Rede der stellvertretenden Vorsitzenden der PDS-Fraktion Petra
Pau zum Thema "Sicherheit 21 - Was zur Bekämpfung des internationalen Terrorismus
jetzt zu tun ist"
Vom 18. Oktober 2001
Petra Pau (PDS):
Herr Präsident! Liebe Kolleginnen und Kollegen!
Wir werden die Qualität und die Effizienz im Kampf gegen den Terrorismus verbessern. Aber
wir werden unter keinen Umständen den Rechtsstaat einschränken.
(Beifall bei Abgeordneten der PDS)
Dieses Zitat stammt vom Bundeskanzler. Sie kennen es. Wir nehmen es ernst und wir haben es
in dieser einen Woche auch nicht vergessen.
(Beifall bei der PDS)
Das heißt, die PDS stellt bei jedem neuen Vorschlag drei Fragen: Erstens. Bringt er mehr
Sicherheit oder gibt er das nur vor? Zweitens. Stärkt dieser Vorschlag den Rechtsstaat
oder unterläuft er seine Regeln? Wie bei jeder Medizin prüfen wir drittens: Was
überwiegt, die Heilwirkung oder die Nebenwirkungen? Diese Prüftriade kennen Sie auch
schon. Ich habe Ihnen vor einer Woche versprochen, dass wir diese Elle an alle Dinge, die
auf den Tisch des Hauses kommen, anlegen.
Nun liegen Anträge vor und weitere sind bereits angekündigt. Dem Antiterrorpaket aus dem
Hause Schily soll ein zweites folgen. CDU/CSU mühen sich verzweifelt, dagegen nicht blass
auszusehen.
(Zuruf von der CDU/CSU: Quatsch!)
Ich kenne viele Bürgerinnen und Bürger, die dazu sagen: Wir sehen nicht mehr durch; aber
die Hauptsache ist, es wird überhaupt etwas getan.
(Erwin Marschewski [Recklinghausen] [CDU/ CSU]: Da kennen Sie aber komische Menschen!)
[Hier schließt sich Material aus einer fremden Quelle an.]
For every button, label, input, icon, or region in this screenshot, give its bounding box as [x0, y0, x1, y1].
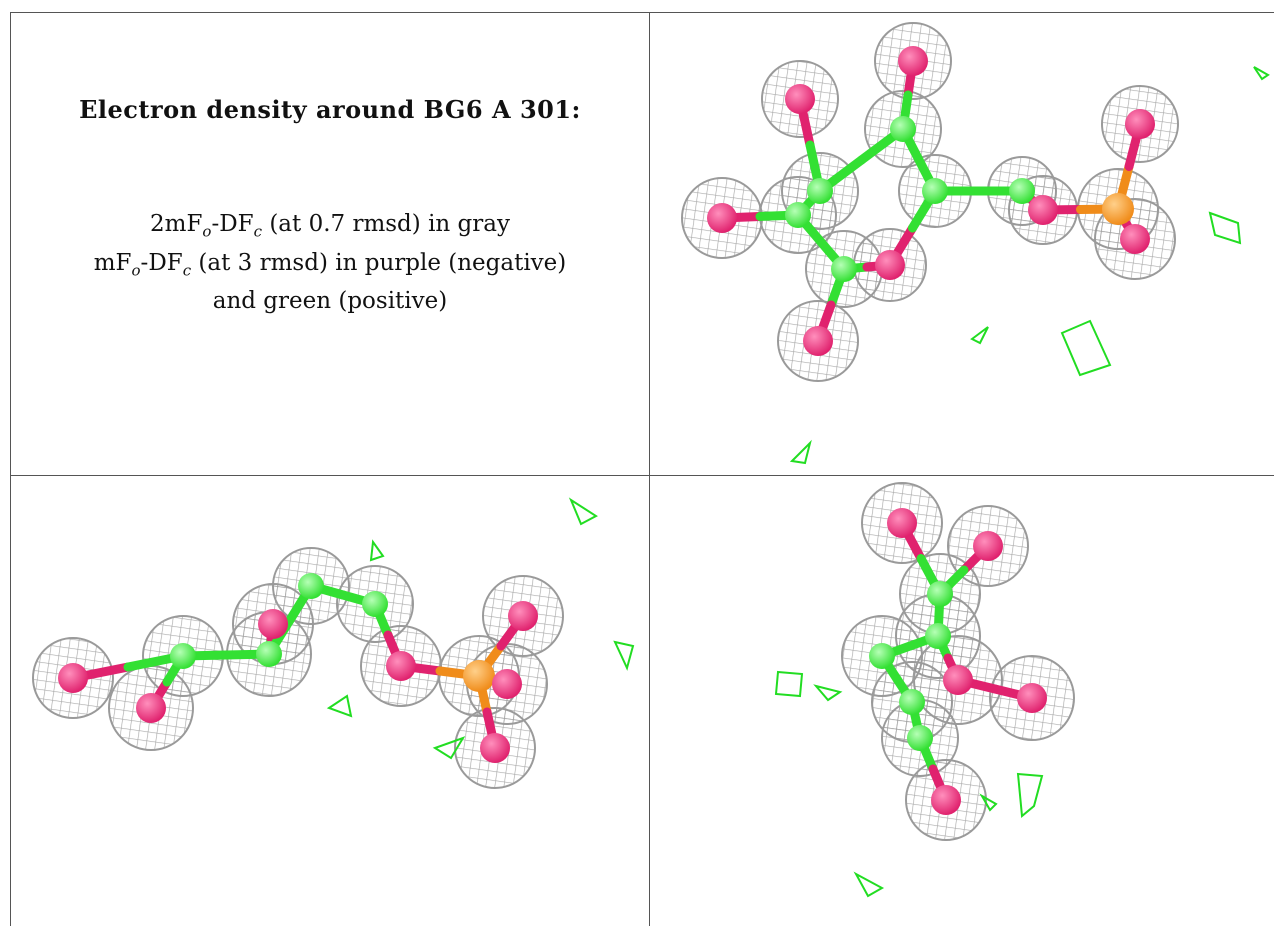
atom-o-7: [803, 326, 833, 356]
caption-panel: Electron density around BG6 A 301: 2mFo-…: [10, 12, 649, 475]
difference-density-2: [1062, 321, 1110, 375]
atom-c-2: [170, 643, 196, 669]
atom-o-0: [887, 508, 917, 538]
atom-c-6: [362, 591, 388, 617]
difference-density-1: [816, 686, 840, 700]
atom-c-9: [922, 178, 948, 204]
page-title: Electron density around BG6 A 301:: [11, 95, 649, 124]
difference-density-2: [1018, 774, 1042, 816]
atom-c-10: [1009, 178, 1035, 204]
difference-density-1: [972, 327, 988, 343]
atom-c-7: [899, 689, 925, 715]
difference-density-1: [615, 642, 633, 668]
difference-density-4: [371, 542, 383, 560]
atom-o-11: [1028, 195, 1058, 225]
atom-p-8: [463, 660, 495, 692]
molecule-view-top: [649, 12, 1274, 475]
atom-c-8: [907, 725, 933, 751]
atom-c-3: [807, 178, 833, 204]
atom-o-0: [58, 663, 88, 693]
legend-line-2fo: 2mFo-DFc (at 0.7 rmsd) in gray: [11, 209, 649, 248]
atom-p-12: [1102, 193, 1134, 225]
density-legend: 2mFo-DFc (at 0.7 rmsd) in gray mFo-DFc (…: [11, 209, 649, 317]
atom-o-9: [508, 601, 538, 631]
atom-o-9: [931, 785, 961, 815]
difference-density-0: [776, 672, 802, 696]
atom-o-13: [1125, 109, 1155, 139]
molecule-view-end: [649, 475, 1274, 926]
atom-c-4: [869, 643, 895, 669]
atom-o-0: [898, 46, 928, 76]
difference-density-0: [571, 500, 596, 524]
difference-density-0: [1210, 213, 1240, 243]
atom-c-3: [256, 641, 282, 667]
atom-o-14: [1120, 224, 1150, 254]
atom-o-4: [707, 203, 737, 233]
difference-density-2: [329, 696, 351, 716]
atom-o-1: [136, 693, 166, 723]
atom-o-4: [258, 609, 288, 639]
atom-c-3: [925, 623, 951, 649]
density-render-side: [11, 476, 649, 926]
atom-o-7: [386, 651, 416, 681]
atom-o-6: [1017, 683, 1047, 713]
difference-density-4: [1254, 67, 1268, 79]
legend-line-colors: and green (positive): [11, 286, 649, 317]
atom-o-11: [480, 733, 510, 763]
difference-density-3: [856, 874, 882, 896]
molecule-view-side: [10, 475, 649, 926]
atom-o-1: [973, 531, 1003, 561]
atom-c-6: [831, 256, 857, 282]
atom-c-5: [785, 202, 811, 228]
atom-o-10: [492, 669, 522, 699]
atom-o-2: [785, 84, 815, 114]
atom-o-5: [943, 665, 973, 695]
difference-density-3: [792, 443, 810, 463]
atom-c-5: [298, 573, 324, 599]
density-render-top: [650, 13, 1274, 475]
atom-c-1: [890, 116, 916, 142]
legend-line-fo: mFo-DFc (at 3 rmsd) in purple (negative): [11, 248, 649, 287]
atom-c-2: [927, 581, 953, 607]
density-render-end: [650, 476, 1274, 926]
atom-o-8: [875, 250, 905, 280]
Ich kann das sehr wohl nachvollziehen, denn es gibt berechtigte Ängste. Aber es gibt auch
Angstmacherei und es gibt Scharlatane, die aus allem privaten oder auch politischen Profit
ziehen wollen.
(Beifall bei der PDS)
Ich kenne jedoch auch andere, Bürgerrechtler, Rechtsanwälte, kritische Polizistinnen und
Polizisten, Journalisten, seltener allerdings Politikerinnen und Politiker, die warnen. So
war in diesen Tagen in einer Berliner Zeitung zu lesen:
Konzentrierte sich das erste Sicherheitspaket, das vergangene Woche im Bundestag
debattiert wurde, auf die direkte Bekämpfung des Terrorismus, so legt das Ministerium nun
ein Sammelsurium von 30 Gesetzesänderungen vor, die allzu oft mit Prinzipien des
Rechtsstaates brechen.
Die PDS-Fraktion teilt diese veröffentlichte Einschätzung. Ich werde Ihnen im Detail
aufzeigen, warum.
Vorher bewegt mich aber noch eine grundsätzliche Frage. Der Bundeskanzler sagt: Mehr
Sicherheit ja, aber keine Einschränkung des Rechtsstaates. Der Bundesinnenminister
scheint derweil nach dem Motto zu handeln: Mein ist die Sicherheit. Mal sehen, was vom
Rechtsstaat am Ende noch übrig bleibt.
(Beifall bei Abgeordneten der PDS)
Ich frage mich schon: Wer hat nun im Bundeskabinett die Richtlinienkompetenz, der Kanzler
oder der Innenminister?
Liebe Kolleginnen und Kollegen, ich habe Ihnen vor einer Woche dargelegt, bei welchen
Vorhaben Sie grundsätzlich mit unserer Unterstützung und Zustimmung rechnen können. Im
Konkreten können wir hier über die sinnvollste Lösung miteinander streiten.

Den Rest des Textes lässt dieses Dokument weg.